FBC Livingston reaches Chinese students; member moves to diverse part of Londoncomment (0)
December 20, 2012
Last year, God told Mae Evans it was time to “drop everything” and go live among internationals.
Her answer? Let’s go.
Now Evans, who grew up in First Baptist Church, Livingston, in Bigbee Baptist Association, serves as a Southern Baptist representative in central London. Where she lives, there’s a mosque, a refugee center and a diverse university campus nearby.
“I’m amazed every day at how many internationals I see, and I’m burdened that each person I pass could be from somewhere — anywhere — in the world and they might not have had a chance to hear the gospel,” she said.

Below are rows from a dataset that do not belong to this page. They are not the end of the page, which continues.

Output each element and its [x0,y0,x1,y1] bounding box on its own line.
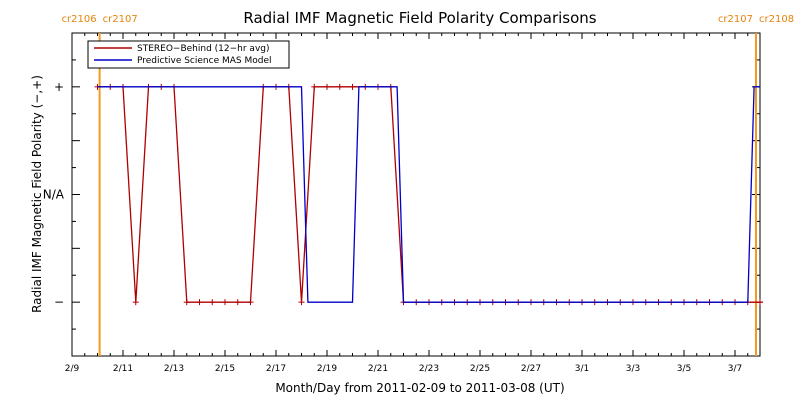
stereo-data-point [132,299,139,306]
y-axis-label: Radial IMF Magnetic Field Polarity (−,+) [30,75,44,313]
carrington-label-left: cr2107 [718,14,753,25]
x-tick-label: 3/1 [575,364,589,374]
plot-frame [71,32,761,357]
y-tick-label: N/A [43,188,65,202]
stereo-data-point [336,83,343,90]
stereo-data-point [324,83,330,90]
stereo-data-point [247,299,254,306]
legend-box [87,40,290,69]
stereo-behind-line [97,86,760,303]
legend-label-mas: Predictive Science MAS Model [137,56,272,66]
mas-model-line [97,86,760,303]
x-axis-label: Month/Day from 2011-02-09 to 2011-03-08 … [275,381,564,395]
x-tick-label: 2/23 [419,364,439,374]
stereo-data-point [349,83,356,90]
legend: STEREO−Behind (12−hr avg) Predictive Sci… [87,40,290,69]
x-tick-label: 2/9 [65,364,80,374]
x-tick-label: 3/3 [626,364,640,374]
stereo-data-point [234,299,241,306]
stereo-data-point [757,299,763,306]
x-tick-label: 3/5 [677,364,691,374]
carrington-label-right: cr2108 [759,14,794,25]
x-tick-label: 2/11 [113,364,133,374]
chart-title: Radial IMF Magnetic Field Polarity Compa… [243,9,596,27]
carrington-label-right: cr2107 [103,14,138,25]
stereo-data-point [311,83,318,90]
x-tick-label: 2/21 [368,364,388,374]
x-tick-label: 2/19 [317,364,337,374]
x-tick-label: 3/7 [728,364,742,374]
axis-ticks [71,32,760,357]
legend-label-stereo: STEREO−Behind (12−hr avg) [137,44,270,54]
x-tick-label: 2/13 [164,364,184,374]
stereo-data-point [298,299,305,306]
carrington-label-left: cr2106 [62,14,97,25]
x-tick-labels: 2/9 2/11 2/13 2/15 2/17 2/19 2/21 2/23 2/25 2/27 3… [65,364,742,374]
x-tick-label: 2/27 [521,364,541,374]
x-tick-label: 2/17 [266,364,286,374]
stereo-data-point [183,299,190,306]
stereo-data-point [209,299,216,306]
x-tick-label: 2/15 [215,364,235,374]
plot-border [71,32,761,357]
stereo-data-point [222,299,228,306]
y-tick-label: + [54,80,64,94]
stereo-data-point [196,299,203,306]
series-lines [94,83,763,306]
x-tick-label: 2/25 [470,364,490,374]
y-tick-labels: + N/A − [43,80,65,309]
y-tick-label: − [54,295,64,309]
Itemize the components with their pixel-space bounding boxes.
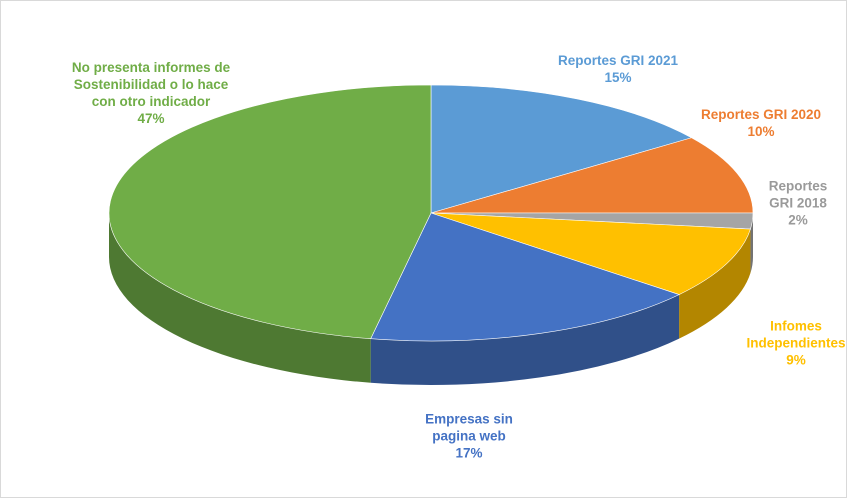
data-label: Reportes GRI 2021 15% xyxy=(538,52,698,86)
slice xyxy=(430,137,754,214)
category-label: Empresas sin pagina web xyxy=(425,411,513,444)
slice-side xyxy=(750,213,753,274)
category-label: No presenta informes de Sostenibilidad o… xyxy=(71,60,231,109)
slice-side xyxy=(370,294,680,385)
data-label: Reportes GRI 2020 10% xyxy=(686,106,836,140)
value-label: 47% xyxy=(137,111,165,126)
value-label: 2% xyxy=(788,212,808,228)
category-label: Reportes GRI 2020 xyxy=(700,107,822,122)
value-label: 17% xyxy=(455,445,483,461)
value-label: 9% xyxy=(786,352,806,368)
data-label: Infomes Independientes 9% xyxy=(740,318,846,369)
slice-side xyxy=(109,213,371,383)
slice xyxy=(430,84,693,214)
category-label: Infomes Independientes xyxy=(746,318,846,351)
slice xyxy=(370,212,680,342)
slice-side xyxy=(679,229,751,339)
value-label: 15% xyxy=(604,70,632,85)
category-label: Reportes GRI 2021 xyxy=(557,53,679,68)
data-label: Empresas sin pagina web 17% xyxy=(404,411,534,462)
data-label: No presenta informes de Sostenibilidad o… xyxy=(71,59,231,127)
value-label: 10% xyxy=(747,124,775,139)
data-label: Reportes GRI 2018 2% xyxy=(758,178,838,229)
slice xyxy=(108,84,432,340)
slice xyxy=(430,212,751,295)
category-label: Reportes GRI 2018 xyxy=(768,178,828,211)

She’s met people in her neighborhood from China, Iran, India, Brazil — all over the map. Recently when she was in a café drinking tea and reading her Bible, she was able to share the gospel with a Moroccan man who worked there.
“He would come up in between orders and ask me questions about Jesus,” Evans said.
“I was able to tell him about how Jesus had risen from the dead to free us from death. He had never heard that before.”
Evans said that, although she felt God drawing her to move to London, it doesn’t mean there aren’t opportunities to reach internationals in her hometown.
Thanks to a new exchange program at the University of West Alabama, about 80 Chinese students call Livingston home, with the number growing each year.
It’s a fact not lost on First, Livingston.
“The church has started (English as a Second Language) classes, as well as a Tuesday night dinner,” Evans said. “They are students there for a time, and then they go back to China. Imagine the impact they can have back home where people haven’t heard.”
Evans had that thought again recently when she struck up a conversation with a Chinese student who has not yet trusted in Christ as Savior.
“He saw how I had marked up my Bible underlining verses over the years, and he said, ‘You are lucky — you’ve known about Jesus your whole life.’ It just reminds me again that there are millions here who have grown up in different cultures and countries and haven’t had the opportunity to hear about the gospel,” Evans said. “I believe everyone should have the chance to hear.”
EDITOR’S NOTE — Name has been changed. (TAB)
• Unreached people groups in the U.S. and Canada = 576.
• The University of Alabama at Birmingham ranks among the most diverse campuses in the nation, according to The Princeton Review.
• In 2010, 18,016 Iraqi refugees arrived in the U.S. Afghanistan, Iraq and Somalia were the top origin of refugees coming to the U.S. that year.